Children of the Land

I didn't feel like posting about the last couple of books I finished (From the Ashes, Hand to Mouth, How Proust Can Change Your Life), although it was not because they weren't impactful. It's because there weren't singular items that stood out, and I haven't given enough thought to form overall impressions (not that I explicitly undergo this exercise for other books either).

But here is a long quotation from Children of the Land that stood out. For context, the book is a memoire about the authors' experience being an undocumented immigrant. 

Going to La Loma was the only way I would unravel and return to the world of the living. It happened when I was young. I wandered in the woods of the Sierra Nevada in the warmth of the summer, when the small mountain flowers and mule's ear sprouts were lush, I tried to open. I yellow and yellowed and sang and chanted, but even the warm breeze felt like knives to an exposed nerve. And a few years later, I came close to that disentanglement again, but again there was nothing for me to hold on to, nothing of substance to replay the centre, so I buckled up and tried to drive my car into the river. I didn't want to come back. And once this feeling of emptiness at my core started, it wouldn't go away. It was too late and it felt like I was becoming smaller day by day, unthreading, I could feel how much of myself I left behind everywhere I went. I was almost reeling in it because I felt it as a kind of ecstasy - parts of myself scattered over an entire landscape. A little of me here, a little of there. My anxiety no longer mattered, my sadness, my invisibility, and my hopelessness felt foreign to me, which is to say, they were inconsequential. I withdrew and let the world move my body without me, I tumbled like dried grass. I didn't have anything like La Loma, with its thick walls built by my ancestors, to bring me back to reality. No semblance of permanence. 

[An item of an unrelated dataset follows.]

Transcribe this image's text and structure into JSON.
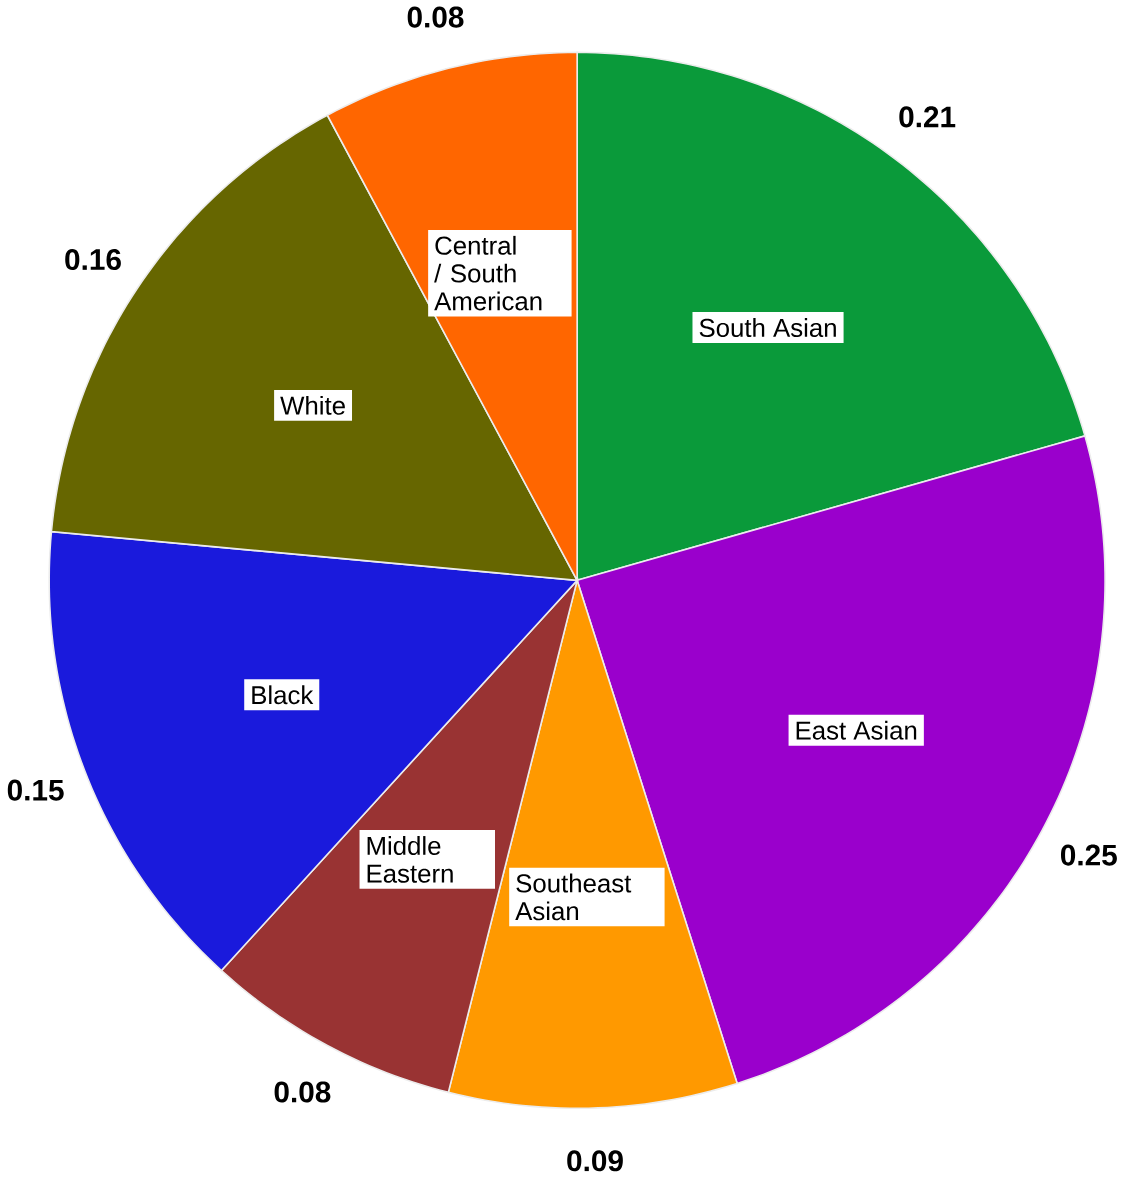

I felt most of the writing, and the quotation above especially, has a poetic quality to it. The author is a poet, so that's some basis for my vague feeling as it'd be hard for me to describe what exactly is poetry (and not that I read any). 

If I were to make some generalizations about all of the quotations that I've noted down in my blog, the commonality in style would be this vague poetic quality and the commonality in theme would be...lacking in substance?